Na prática, isso significa testes regulares de campo visual de acompanhamento, focando nas áreas onde a perda apareceu. Um padrão inicial de pontos espalhados pode ser simplesmente observado ao longo do tempo para ver se ele se aprofunda em um escotoma maior. Inversamente, o aparecimento de um grande escotoma (por exemplo, um defeito arqueado) frequentemente leva à verificação de que foi um achado confiável e, possivelmente, à realização de mais testes de campo visual para verificar a estabilidade. Exames de tomografia de coerência óptica (OCT) da camada de fibras nervosas podem complementar os achados de campo para ver se a estrutura corresponde à função.
Conclusão
Em resumo, o glaucoma pode criar tanto amplos defeitos no campo visual quanto perdas pontilhadas difusas, e entender a diferença é importante para pacientes e médicos. Grandes escotomas contíguos (por exemplo, defeitos arqueados ou de degrau nasal) refletem danos significativos aos feixes de fibras nervosas ao longo de vias anatômicas conhecidas. Defeitos pontuais pequenos e espalhados frequentemente sinalizam uma perda de sensibilidade difusa e mais leve que pode preceder a formação de um ponto cego maior. Vários fatores influenciam esses padrões: subtipo de glaucoma (GPN vs GPAA vs GAC), estágio da doença e, possivelmente, a causa subjacente do dano nervoso (vascular vs pressão). É importante ressaltar que esses padrões têm implicações práticas. Grandes escotomas podem afetar drasticamente as tarefas relacionadas à visão (leitura, subir escadas, dirigir), enquanto pontos espalhados degradam a capacidade visual geral e a mobilidade de maneiras mais sutis (pmc.ncbi.nlm.nih.gov) (pubmed.ncbi.nlm.nih.gov).

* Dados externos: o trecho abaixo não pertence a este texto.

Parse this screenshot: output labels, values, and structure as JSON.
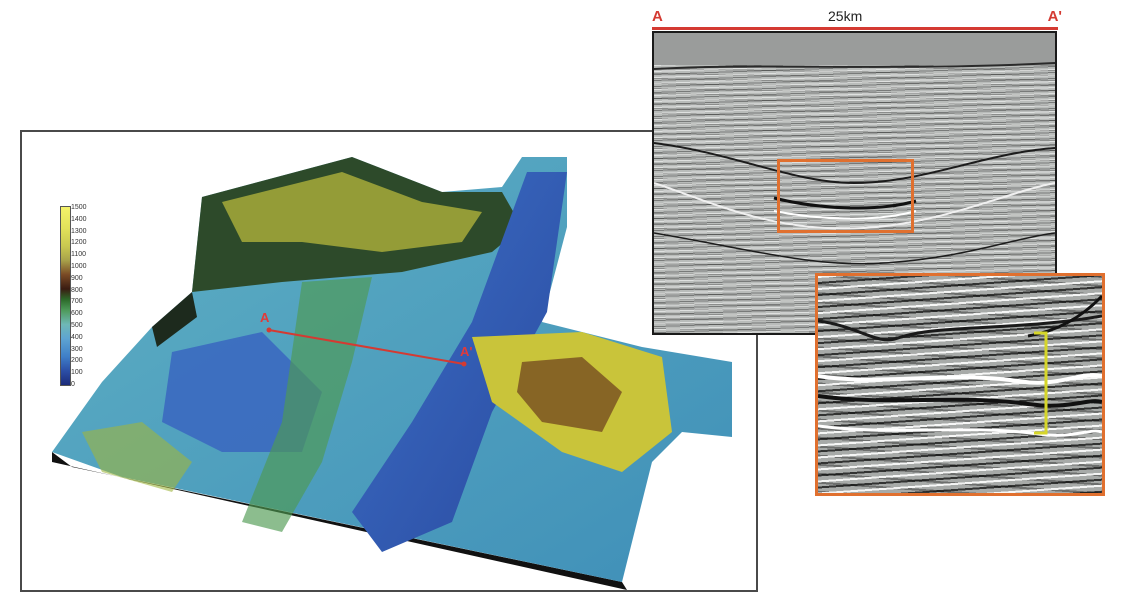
{
  "map": {
    "color_scale_labels": [
      "1500",
      "1400",
      "1300",
      "1200",
      "1100",
      "1000",
      "900",
      "800",
      "700",
      "600",
      "500",
      "400",
      "300",
      "200",
      "100",
      "0"
    ],
    "point_a": "A",
    "point_a_prime": "A'"
  },
  "section": {
    "label_start": "A",
    "label_end": "A'",
    "distance": "25km"
  },
  "colors": {
    "profile_line": "#d43a32",
    "highlight_box": "#e0702f",
    "marker_bracket": "#d6d62a"
  }
}
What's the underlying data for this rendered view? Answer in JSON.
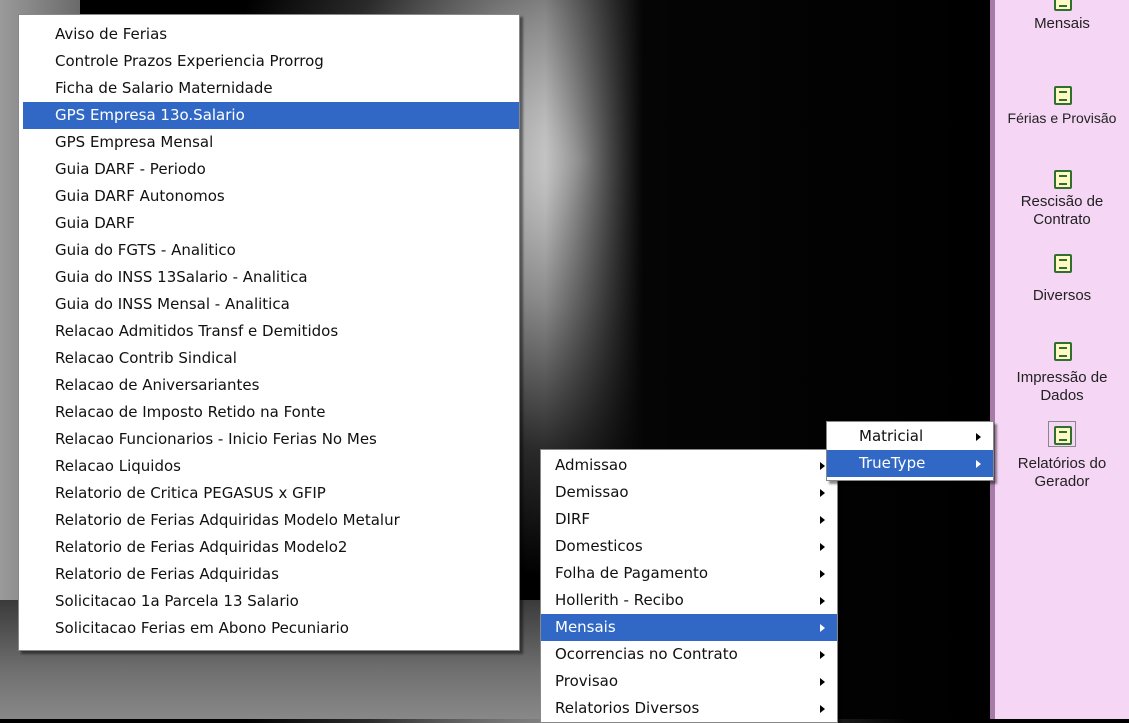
{
  "sidebar": {
    "items": [
      {
        "label": "Mensais",
        "icon": "report-icon"
      },
      {
        "label": "Férias e Provisão",
        "icon": "report-icon"
      },
      {
        "label": "Rescisão de Contrato",
        "icon": "report-icon"
      },
      {
        "label": "Diversos",
        "icon": "report-icon"
      },
      {
        "label": "Impressão de Dados",
        "icon": "report-icon"
      },
      {
        "label": "Relatórios do Gerador",
        "icon": "report-icon"
      }
    ]
  },
  "reports_menu": {
    "items": [
      "Aviso de Ferias",
      "Controle Prazos Experiencia Prorrog",
      "Ficha de  Salario Maternidade",
      "GPS Empresa 13o.Salario",
      "GPS Empresa Mensal",
      "Guia DARF - Periodo",
      "Guia DARF Autonomos",
      "Guia DARF",
      "Guia do FGTS - Analitico",
      "Guia do INSS 13Salario - Analitica",
      "Guia do INSS Mensal - Analitica",
      "Relacao Admitidos Transf e Demitidos",
      "Relacao Contrib Sindical",
      "Relacao de Aniversariantes",
      "Relacao de Imposto Retido na Fonte",
      "Relacao Funcionarios - Inicio Ferias No Mes",
      "Relacao Liquidos",
      "Relatorio de Critica PEGASUS x GFIP",
      "Relatorio de Ferias Adquiridas Modelo Metalur",
      "Relatorio de Ferias Adquiridas Modelo2",
      "Relatorio de Ferias Adquiridas",
      "Solicitacao 1a Parcela 13 Salario",
      "Solicitacao Ferias em Abono Pecuniario"
    ],
    "selected": "GPS Empresa 13o.Salario"
  },
  "categories_menu": {
    "items": [
      "Admissao",
      "Demissao",
      "DIRF",
      "Domesticos",
      "Folha de Pagamento",
      "Hollerith - Recibo",
      "Mensais",
      "Ocorrencias no Contrato",
      "Provisao",
      "Relatorios Diversos"
    ],
    "selected": "Mensais"
  },
  "format_menu": {
    "items": [
      "Matricial",
      "TrueType"
    ],
    "selected": "TrueType"
  },
  "colors": {
    "highlight": "#3168c5",
    "sidebar_bg": "#f5d7f5",
    "sidebar_border": "#a77aa7"
  }
}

Para os pacientes, reconhecer se o seu exame mostra uma área de visão perdida ou muitos pequenos déficits pode guiar as expectativas. Para os clínicos, ajuda a ajustar o monitoramento – por exemplo, novas perdas centrais ou nasais frequentemente desencadeiam um escrutínio mais atento (pmc.ncbi.nlm.nih.gov) (www.nature.com). Em última análise, independentemente do padrão, o objetivo é o mesmo: preservar o máximo de visão possível. Manter a PIO baixa e as fibras nervosas da retina saudáveis é fundamental, quer o campo se assemelhe a um queijo suíço ou tenha alguns buracos grandes. Ao correlacionar os padrões de perda de campo com o tipo de doença e a progressão em cada paciente, os médicos podem prever melhor como o glaucoma evoluirá. Os pacientes, por sua vez, podem usar esse entendimento para interpretar os resultados de seus exames de campo visual e permanecerem parceiros informados em seus cuidados.